Lent 3: Faith and our Goal

The Christian faith is not a pastime, nor an optional extra, and the Church is not one club among many others. Rather, the faith actually responds to some of the basic philosophical questions of humanity – questions of our origins and our goals: What can I know? What may I hope for? What am I? In other words, faith has to do with truth, and as our Lord said, ‘And ye shall know the truth, and the truth shall make you free’ (John 8:32). The Christian faith prepares us for the possibility of growing in the knowledge of integral truth and therefore, freedom.

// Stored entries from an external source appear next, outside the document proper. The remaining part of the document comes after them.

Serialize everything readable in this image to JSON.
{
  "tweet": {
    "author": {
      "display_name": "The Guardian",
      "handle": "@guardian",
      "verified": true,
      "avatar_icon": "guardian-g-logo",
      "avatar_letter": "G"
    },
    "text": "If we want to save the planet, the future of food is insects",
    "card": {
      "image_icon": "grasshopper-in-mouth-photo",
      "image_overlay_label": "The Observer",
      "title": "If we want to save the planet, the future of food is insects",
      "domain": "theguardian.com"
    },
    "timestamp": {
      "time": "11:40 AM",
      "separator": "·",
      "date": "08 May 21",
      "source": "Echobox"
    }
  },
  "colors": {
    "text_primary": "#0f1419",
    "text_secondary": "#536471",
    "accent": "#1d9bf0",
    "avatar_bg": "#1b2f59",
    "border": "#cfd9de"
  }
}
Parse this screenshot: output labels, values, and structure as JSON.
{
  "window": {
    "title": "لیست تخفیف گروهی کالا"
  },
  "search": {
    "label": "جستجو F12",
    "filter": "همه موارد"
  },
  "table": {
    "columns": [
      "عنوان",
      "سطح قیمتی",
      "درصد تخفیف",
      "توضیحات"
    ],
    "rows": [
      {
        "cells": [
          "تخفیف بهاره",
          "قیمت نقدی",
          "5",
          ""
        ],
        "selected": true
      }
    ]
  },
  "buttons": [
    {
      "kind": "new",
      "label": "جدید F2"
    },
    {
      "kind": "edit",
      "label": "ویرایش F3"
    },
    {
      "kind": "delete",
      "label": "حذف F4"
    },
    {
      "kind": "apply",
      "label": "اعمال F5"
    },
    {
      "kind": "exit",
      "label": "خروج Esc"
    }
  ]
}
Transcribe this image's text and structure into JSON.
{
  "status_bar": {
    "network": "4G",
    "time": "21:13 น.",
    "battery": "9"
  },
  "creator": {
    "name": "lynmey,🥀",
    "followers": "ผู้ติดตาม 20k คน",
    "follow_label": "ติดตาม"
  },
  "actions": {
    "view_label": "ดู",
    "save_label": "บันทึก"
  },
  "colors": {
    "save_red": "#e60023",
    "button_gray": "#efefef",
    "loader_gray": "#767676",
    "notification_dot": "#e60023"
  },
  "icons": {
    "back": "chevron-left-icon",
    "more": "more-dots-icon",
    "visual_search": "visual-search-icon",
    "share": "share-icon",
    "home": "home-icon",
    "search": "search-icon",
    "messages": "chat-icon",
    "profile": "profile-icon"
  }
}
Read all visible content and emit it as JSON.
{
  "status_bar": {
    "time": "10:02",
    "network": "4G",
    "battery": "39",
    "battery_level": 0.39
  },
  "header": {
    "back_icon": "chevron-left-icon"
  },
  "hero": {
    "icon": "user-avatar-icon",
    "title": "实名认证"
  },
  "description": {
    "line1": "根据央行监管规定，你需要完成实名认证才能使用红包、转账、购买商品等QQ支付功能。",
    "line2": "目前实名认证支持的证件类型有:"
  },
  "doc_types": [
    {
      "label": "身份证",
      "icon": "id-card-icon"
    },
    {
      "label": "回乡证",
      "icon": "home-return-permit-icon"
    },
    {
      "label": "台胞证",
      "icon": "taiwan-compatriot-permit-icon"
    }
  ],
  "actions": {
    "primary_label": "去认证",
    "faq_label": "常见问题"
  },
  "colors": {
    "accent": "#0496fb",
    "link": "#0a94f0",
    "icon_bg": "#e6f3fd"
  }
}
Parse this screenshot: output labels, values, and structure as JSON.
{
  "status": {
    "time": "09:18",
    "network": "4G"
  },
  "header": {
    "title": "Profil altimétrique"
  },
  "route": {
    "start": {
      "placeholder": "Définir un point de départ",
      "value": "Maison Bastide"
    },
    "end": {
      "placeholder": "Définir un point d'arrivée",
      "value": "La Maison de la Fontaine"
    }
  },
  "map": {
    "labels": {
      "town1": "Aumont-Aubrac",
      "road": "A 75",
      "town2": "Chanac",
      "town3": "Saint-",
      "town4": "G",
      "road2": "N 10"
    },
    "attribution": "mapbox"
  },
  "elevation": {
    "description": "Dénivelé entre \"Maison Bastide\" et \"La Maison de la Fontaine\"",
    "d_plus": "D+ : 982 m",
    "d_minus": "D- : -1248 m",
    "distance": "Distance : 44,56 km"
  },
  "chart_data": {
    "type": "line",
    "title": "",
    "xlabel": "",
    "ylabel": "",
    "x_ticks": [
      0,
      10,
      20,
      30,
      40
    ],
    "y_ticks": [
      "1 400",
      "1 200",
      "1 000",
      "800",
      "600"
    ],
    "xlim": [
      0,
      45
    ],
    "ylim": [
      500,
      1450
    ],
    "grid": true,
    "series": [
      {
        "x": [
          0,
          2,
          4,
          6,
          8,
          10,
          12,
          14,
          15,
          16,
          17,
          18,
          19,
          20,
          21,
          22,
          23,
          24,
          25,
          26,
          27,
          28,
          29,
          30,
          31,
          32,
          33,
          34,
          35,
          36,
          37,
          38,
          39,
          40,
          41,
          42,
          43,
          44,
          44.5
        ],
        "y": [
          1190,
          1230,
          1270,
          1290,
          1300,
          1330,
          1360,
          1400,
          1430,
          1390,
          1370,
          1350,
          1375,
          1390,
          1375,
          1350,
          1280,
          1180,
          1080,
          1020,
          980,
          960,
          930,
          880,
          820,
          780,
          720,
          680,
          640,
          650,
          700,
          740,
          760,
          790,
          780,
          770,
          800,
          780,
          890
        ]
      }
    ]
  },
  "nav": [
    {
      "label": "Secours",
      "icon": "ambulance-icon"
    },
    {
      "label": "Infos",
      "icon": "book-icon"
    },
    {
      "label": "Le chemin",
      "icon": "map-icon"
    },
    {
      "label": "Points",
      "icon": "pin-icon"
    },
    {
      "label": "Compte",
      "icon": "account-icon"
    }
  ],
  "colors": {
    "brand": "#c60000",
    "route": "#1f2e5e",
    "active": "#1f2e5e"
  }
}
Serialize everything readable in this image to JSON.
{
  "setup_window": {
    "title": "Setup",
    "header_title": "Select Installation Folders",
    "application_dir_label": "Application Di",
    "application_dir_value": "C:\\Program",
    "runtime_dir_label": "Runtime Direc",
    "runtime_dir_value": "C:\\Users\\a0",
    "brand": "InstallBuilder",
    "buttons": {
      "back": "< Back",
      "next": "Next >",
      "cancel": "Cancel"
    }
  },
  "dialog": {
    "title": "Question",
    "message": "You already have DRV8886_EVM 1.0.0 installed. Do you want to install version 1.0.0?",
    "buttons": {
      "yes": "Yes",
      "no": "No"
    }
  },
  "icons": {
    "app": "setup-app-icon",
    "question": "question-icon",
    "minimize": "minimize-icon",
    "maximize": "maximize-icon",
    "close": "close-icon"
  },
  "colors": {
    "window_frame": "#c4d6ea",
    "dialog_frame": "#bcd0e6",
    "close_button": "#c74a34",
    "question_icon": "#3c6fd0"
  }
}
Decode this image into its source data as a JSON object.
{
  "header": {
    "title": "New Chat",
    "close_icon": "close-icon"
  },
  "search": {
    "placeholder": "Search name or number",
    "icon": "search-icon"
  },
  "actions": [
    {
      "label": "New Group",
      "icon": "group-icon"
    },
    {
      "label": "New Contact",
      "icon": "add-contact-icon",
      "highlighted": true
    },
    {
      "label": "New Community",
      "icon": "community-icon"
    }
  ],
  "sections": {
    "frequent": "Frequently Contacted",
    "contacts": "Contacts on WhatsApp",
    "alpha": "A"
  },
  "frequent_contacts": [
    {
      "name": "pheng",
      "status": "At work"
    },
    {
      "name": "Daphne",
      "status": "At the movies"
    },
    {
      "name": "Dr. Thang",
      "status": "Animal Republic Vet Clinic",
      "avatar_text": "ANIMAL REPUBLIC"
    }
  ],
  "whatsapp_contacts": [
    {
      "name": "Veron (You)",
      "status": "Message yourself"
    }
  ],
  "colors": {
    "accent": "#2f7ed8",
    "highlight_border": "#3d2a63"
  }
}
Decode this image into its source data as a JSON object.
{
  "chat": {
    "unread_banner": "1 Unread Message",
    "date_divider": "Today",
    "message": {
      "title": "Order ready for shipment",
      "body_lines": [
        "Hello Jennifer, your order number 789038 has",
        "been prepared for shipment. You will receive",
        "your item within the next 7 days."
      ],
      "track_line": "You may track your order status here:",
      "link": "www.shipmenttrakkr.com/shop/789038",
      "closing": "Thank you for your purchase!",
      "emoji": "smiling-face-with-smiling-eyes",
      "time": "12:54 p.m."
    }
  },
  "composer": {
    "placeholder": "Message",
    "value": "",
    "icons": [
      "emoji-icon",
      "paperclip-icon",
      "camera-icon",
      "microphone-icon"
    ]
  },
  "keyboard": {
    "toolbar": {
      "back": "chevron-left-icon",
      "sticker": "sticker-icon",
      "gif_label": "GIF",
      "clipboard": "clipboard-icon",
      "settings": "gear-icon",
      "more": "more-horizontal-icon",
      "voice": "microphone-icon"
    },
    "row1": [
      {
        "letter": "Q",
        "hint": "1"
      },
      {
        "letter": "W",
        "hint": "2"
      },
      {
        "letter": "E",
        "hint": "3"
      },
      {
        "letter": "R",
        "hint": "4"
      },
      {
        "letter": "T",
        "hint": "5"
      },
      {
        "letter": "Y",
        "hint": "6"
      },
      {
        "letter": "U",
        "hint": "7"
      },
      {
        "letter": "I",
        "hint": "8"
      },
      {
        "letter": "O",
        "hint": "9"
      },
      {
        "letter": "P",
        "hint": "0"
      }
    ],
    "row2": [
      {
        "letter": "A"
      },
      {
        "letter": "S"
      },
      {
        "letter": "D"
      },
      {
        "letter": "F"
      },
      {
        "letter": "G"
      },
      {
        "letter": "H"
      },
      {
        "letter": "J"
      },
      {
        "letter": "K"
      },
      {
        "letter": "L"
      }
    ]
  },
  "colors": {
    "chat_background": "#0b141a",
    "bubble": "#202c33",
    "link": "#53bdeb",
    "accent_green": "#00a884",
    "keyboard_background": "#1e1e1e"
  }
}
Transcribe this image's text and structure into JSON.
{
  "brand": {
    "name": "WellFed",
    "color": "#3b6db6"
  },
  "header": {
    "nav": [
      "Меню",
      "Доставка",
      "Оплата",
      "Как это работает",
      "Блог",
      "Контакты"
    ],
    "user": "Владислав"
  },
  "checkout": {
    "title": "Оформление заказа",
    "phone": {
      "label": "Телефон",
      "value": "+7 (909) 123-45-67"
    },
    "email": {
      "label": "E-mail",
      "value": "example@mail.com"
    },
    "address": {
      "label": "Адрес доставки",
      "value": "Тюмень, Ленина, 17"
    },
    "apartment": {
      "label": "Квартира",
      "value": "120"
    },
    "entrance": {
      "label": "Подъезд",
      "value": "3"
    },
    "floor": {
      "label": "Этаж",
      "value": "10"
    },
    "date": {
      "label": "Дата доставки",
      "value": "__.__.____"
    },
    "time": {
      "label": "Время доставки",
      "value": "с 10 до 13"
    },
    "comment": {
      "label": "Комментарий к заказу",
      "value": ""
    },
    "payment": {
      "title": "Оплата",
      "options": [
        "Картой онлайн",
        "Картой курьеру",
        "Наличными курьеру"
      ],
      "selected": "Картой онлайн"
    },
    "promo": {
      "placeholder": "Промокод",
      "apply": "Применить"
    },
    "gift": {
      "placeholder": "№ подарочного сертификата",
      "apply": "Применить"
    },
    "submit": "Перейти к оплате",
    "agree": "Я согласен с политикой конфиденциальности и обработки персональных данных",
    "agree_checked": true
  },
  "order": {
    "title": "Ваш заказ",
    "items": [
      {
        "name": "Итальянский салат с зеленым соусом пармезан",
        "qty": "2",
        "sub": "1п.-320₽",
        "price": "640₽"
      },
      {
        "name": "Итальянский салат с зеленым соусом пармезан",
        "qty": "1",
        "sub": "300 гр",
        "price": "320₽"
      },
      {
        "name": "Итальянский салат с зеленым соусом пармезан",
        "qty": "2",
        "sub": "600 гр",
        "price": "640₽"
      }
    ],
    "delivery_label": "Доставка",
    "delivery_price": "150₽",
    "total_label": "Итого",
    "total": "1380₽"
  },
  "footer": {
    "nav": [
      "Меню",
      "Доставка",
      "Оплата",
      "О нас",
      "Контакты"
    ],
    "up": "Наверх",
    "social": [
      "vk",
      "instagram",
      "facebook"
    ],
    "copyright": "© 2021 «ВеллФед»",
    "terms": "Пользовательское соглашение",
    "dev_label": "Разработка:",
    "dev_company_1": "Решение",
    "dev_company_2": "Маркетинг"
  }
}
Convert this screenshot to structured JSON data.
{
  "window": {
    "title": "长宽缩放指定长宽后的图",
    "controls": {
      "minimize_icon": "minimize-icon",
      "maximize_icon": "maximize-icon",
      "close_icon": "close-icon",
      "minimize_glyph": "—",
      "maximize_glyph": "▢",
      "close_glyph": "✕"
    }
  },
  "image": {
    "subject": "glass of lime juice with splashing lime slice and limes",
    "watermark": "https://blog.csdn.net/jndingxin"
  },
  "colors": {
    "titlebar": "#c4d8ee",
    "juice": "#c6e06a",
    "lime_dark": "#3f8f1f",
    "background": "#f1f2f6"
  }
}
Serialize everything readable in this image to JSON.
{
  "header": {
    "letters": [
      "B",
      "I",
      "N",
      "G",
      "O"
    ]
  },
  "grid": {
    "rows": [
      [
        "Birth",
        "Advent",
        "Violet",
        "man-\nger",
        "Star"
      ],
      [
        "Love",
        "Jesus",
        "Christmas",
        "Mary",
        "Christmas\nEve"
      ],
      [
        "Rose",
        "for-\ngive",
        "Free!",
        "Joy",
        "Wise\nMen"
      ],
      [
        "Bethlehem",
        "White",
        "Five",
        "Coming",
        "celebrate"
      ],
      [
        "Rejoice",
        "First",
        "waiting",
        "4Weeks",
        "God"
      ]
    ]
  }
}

So, what is the first item of faith – rather like the first letter of the alphabet, ‘In the beginning was the Word and the Word became flesh’ (John 1:1, 14).
These short statements, and its wider context of the Last Gospel that we read at every Mass, reveals the basics. However, Christians have a distinct advantage, for truth is not some form of philosophy – but a Person, ‘I am the Way, the Truth, and the Life: no man cometh unto the Father, but by me’ (John 14:6). This is why simple fishermen of Galilee became the greatest of teachers – they met Truth. So, a university education is not needed because it is about praying, listening and contemplation and in this way faith seeks the truth, and as St Pauls states we acquire the mind of Christ, ‘For who hath known the mind of the Lord, that he may instruct him? But we have the mind of Christ’ (2 Corinthians 2:16). Once we grasp the truth of ‘In the beginning was the Word…’ we become theologians without ever attending a theological college. There is another reason for this, for ‘Word’ in Greek is ‘Logos’, from which we derive our word logical. Once we step into our relationship Christ the Word/Logos we discover that faith is logical, that it is reasonable, and we experience the answers to those questions,
What can I know? What may I hope for? What am I?